EUROPE - BRISTOL, THE GRYPHON

Awake in the Milton, Manchester’s equivalent of the Hilton, to Simon necking Berocca in bed, watching The Bill and listening to a voice note of a 34-second fart. For a moment I have a ptsd flashback of another tour where someone shit the bed in my vicinity. My knuckles throb from punching the bass. I scan the room for a mini bar but there’s none. No breakfast vodka-OJ. Berocca and The Bill it is. 

Shower corners house substantial amounts of black mould. Definitely the Milton. Quick and average Guinness in the pub, sized up by local hardmen (you never seen thrash godz before, mate?) before setting off to Bristol. Headline show, sold out, which is good when the venue is the size of a cupboard. Hooking up later with tour buddies, Maryland madmen Ninth Realm. Hire van has broken headlight and coolant leak, as per. After last year’s exploding tire on the manic autobahn, this ain’t shit. Miserable weather on the road and the mediocrity of the English countryside make for great landscapes to blast Amebix to. It’s Bristol so gonna channel them tonite, which outwardly means occultic biker metalpunk vibes but inwardly means ‘give me cider and glue’. ‘Nobody’s Driving’, least of all me. 

Chaotic shitfaced set. Somehow had room to thrash around in the cupboard. Ben borrowed my HM2 and the feedback screech was wonderful. Thought we did alright but who knows. Tiniest venue and I still managed to unplug my pedals, repeatedly, running around. Strange local custom of mixing Jäger with Monster so I was a nitemare. Shout out to the couple who stood aghast as I dedicated a round to the lads in [REDACTED] but who still gave me key bumps when I asked. Solidarity. 

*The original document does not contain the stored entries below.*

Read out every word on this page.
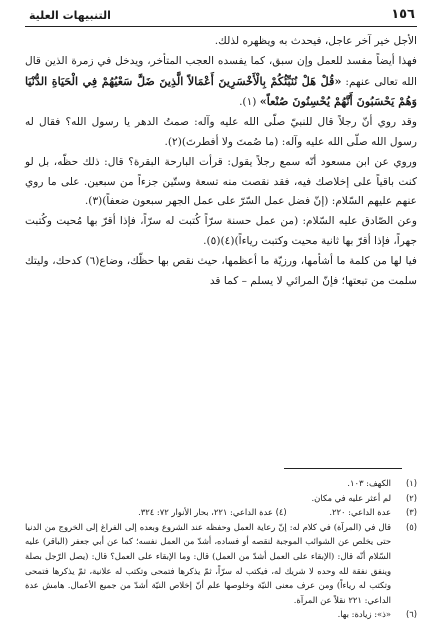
١٥٦
التنبيهات العلية

الأجل خير آخر عاجل، فيحدث به ويظهره لذلك.

فهذا أيضاً مفسد للعمل وإن سبق، كما يفسده العجب المتأخر، ويدخل في زمرة الذين قال الله تعالى عنهم: «قُلْ هَلْ نُنَبِّئُكُمْ بِالْأَخْسَرِينَ أَعْمَالاً الَّذِينَ ضَلَّ سَعْيُهُمْ فِي الْحَيَاةِ الدُّنْيَا وَهُمْ يَحْسَبُونَ أَنَّهُمْ يُحْسِنُونَ صُنْعاً» (١).

وقد روي أنّ رجلاً قال للنبيّ صلّى الله عليه وآله: صمتُ الدهر يا رسول الله؟ فقال له رسول الله صلّى الله عليه وآله: (ما صُمتَ ولا أفطرتَ)(٢).

وروي عن ابن مسعود أنّه سمع رجلاً يقول: قرأت البارحة البقرة؟ قال: ذلك حظّه، بل لو كنت باقياً على إخلاصك فيه، فقد نقصت منه تسعة وستّين جزءاً من سبعين. على ما روي عنهم عليهم السّلام: (إنّ فضل عمل السّرّ على عمل الجهر سبعون ضعفاً)(٣).

وعن الصّادق عليه السّلام: (من عمل حسنة سرّاً كُتبت له سرّاً، فإذا أقرّ بها مُحيت وكُتبت جهراً، فإذا أقرّ بها ثانية محيت وكتبت رياءاً)(٤)(٥).

فيا لها من كلمة ما أشأمها، ورزيّة ما أعظمها، حيث نقص بها حظّك، وضاع(٦) كدحك، وليتك سلمت من تبعتها؛ فإنّ المرائي لا يسلم – كما قد

(١)
الكهف: ١٠٣.
(٢)
لم أعثر عليه في مكان.
(٣)
عدة الداعي: ٢٢٠. (٤) عدة الداعي: ٢٢١، بحار الأنوار ٧٢: ٣٢٤.
(٥)
قال في (المرآة) في كلام له: إنّ رعاية العمل وحفظه عند الشروع وبعده إلى الفراغ إلى الخروج من الدنيا حتى يخلص عن الشوائب الموجبة لنقصه أو فساده، أشدّ من العمل نفسه؛ كما عن أبي جعفر (الباقر) عليه السّلام أنّه قال: (الإبقاء على العمل أشدّ من العمل) قال: وما الإبقاء على العمل؟ قال: (يصل الرّجل بصلة وينفق نفقة لله وحده لا شريك له، فيكتب له سرّاً، ثمّ يذكرها فتمحى وتكتب له علانية، ثمّ يذكرها فتمحى وتكتب له رياءاً) ومن عرف معنى النيّة وخلوصها علم أنّ إخلاص النيّة أشدّ من جميع الأعمال. هامش عدة الداعي: ٢٢١ نقلاً عن المرآة.
(٦)
«ذ»: زيادة: بها.
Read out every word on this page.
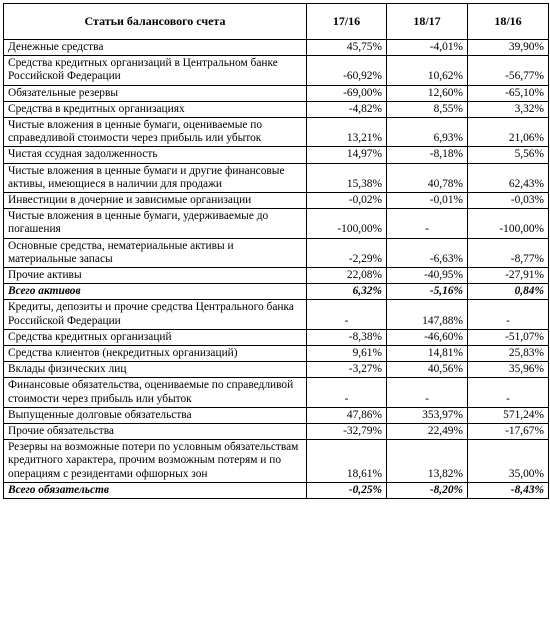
Статьи балансового счета	17/16	18/17	18/16
Денежные средства	45,75%	-4,01%	39,90%
Средства кредитных организаций в Центральном банке Российской Федерации	-60,92%	10,62%	-56,77%
Обязательные резервы	-69,00%	12,60%	-65,10%
Средства в кредитных организациях	-4,82%	8,55%	3,32%
Чистые вложения в ценные бумаги, оцениваемые по справедливой стоимости через прибыль или убыток	13,21%	6,93%	21,06%
Чистая ссудная задолженность	14,97%	-8,18%	5,56%
Чистые вложения в ценные бумаги и другие финансовые активы, имеющиеся в наличии для продажи	15,38%	40,78%	62,43%
Инвестиции в дочерние и зависимые организации	-0,02%	-0,01%	-0,03%
Чистые вложения в ценные бумаги, удерживаемые до погашения	-100,00%	-	-100,00%
Основные средства, нематериальные активы и материальные запасы	-2,29%	-6,63%	-8,77%
Прочие активы	22,08%	-40,95%	-27,91%
Всего активов	6,32%	-5,16%	0,84%
Кредиты, депозиты и прочие средства Центрального банка Российской Федерации	-	147,88%	-
Средства кредитных организаций	-8,38%	-46,60%	-51,07%
Средства клиентов (некредитных организаций)	9,61%	14,81%	25,83%
Вклады физических лиц	-3,27%	40,56%	35,96%
Финансовые обязательства, оцениваемые по справедливой стоимости через прибыль или убыток	-	-	-
Выпущенные долговые обязательства	47,86%	353,97%	571,24%
Прочие обязательства	-32,79%	22,49%	-17,67%
Резервы на возможные потери по условным обязательствам кредитного характера, прочим возможным потерям и по операциям с резидентами офшорных зон	18,61%	13,82%	35,00%
Всего обязательств	-0,25%	-8,20%	-8,43%
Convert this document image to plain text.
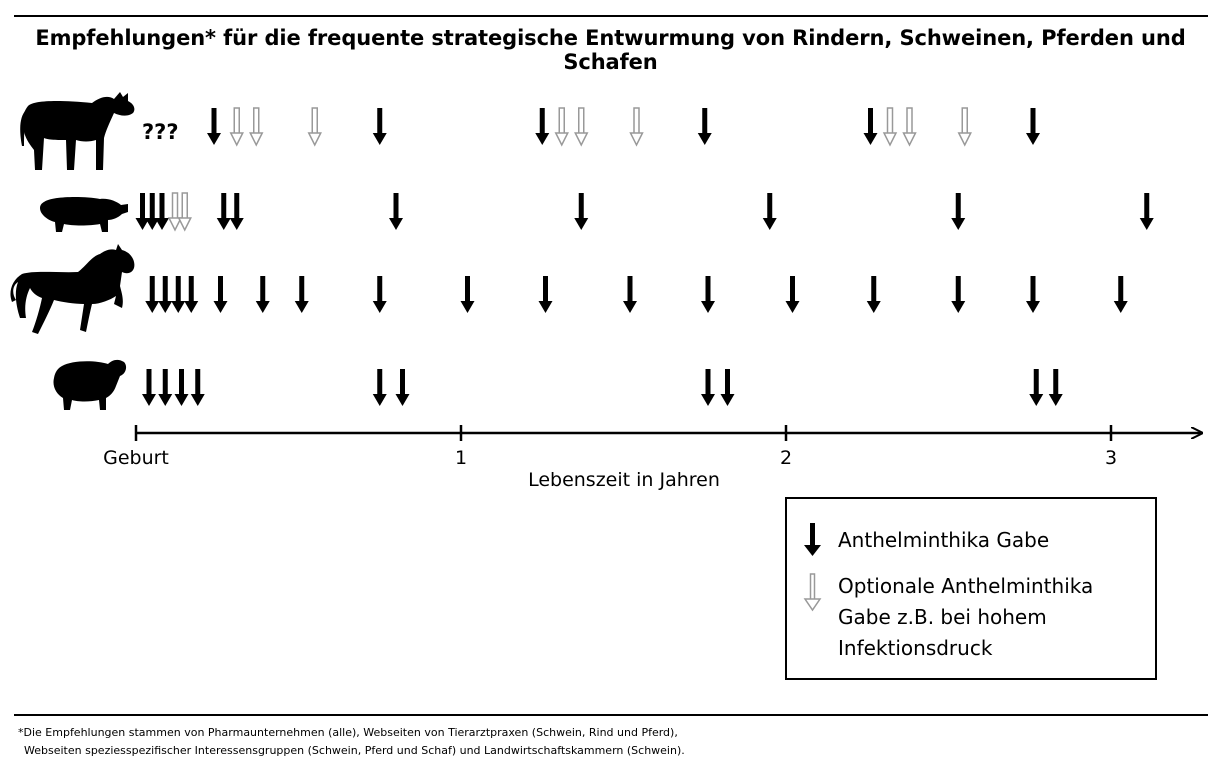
Empfehlungen* für die frequente strategische Entwurmung von Rindern, Schweinen, Pferden und Schafen
???
Geburt	1	2	3
Lebenszeit in Jahren
Anthelminthika Gabe
Optionale Anthelminthika
Gabe z.B. bei hohem
Infektionsdruck
*Die Empfehlungen stammen von Pharmaunternehmen (alle), Webseiten von Tierarztpraxen (Schwein, Rind und Pferd),
Webseiten speziesspezifischer Interessensgruppen (Schwein, Pferd und Schaf) und Landwirtschaftskammern (Schwein).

Ben, Simon and I went across town to the hotel. Wandered the halls a good 40 mins trying to find our room. Went to front desk where they had none of our names. ‘You’re in the wrong hotel lads’. Great. Should have anticipated it, Ben and I always get lost. Couldn’t even find the van at Damnation and it was parked out fucking side. Finally made it to the correct hotel where Simon was so relieved he repeatedly threw his phone against the wall. On my phone, I made a call to my wife, was not in English. Stood outside the hotel this morning, wavering. A woman went past and said ‘You’re really high!’ I was about to say ‘That’s none of your business, lady’ until I realised she was talking to a child sitting atop her shoulders. 

Hometown show tonite, cannot wait to see all the maniacs who will get me out of this physical hell I have wrought upon myself. Coming in hot.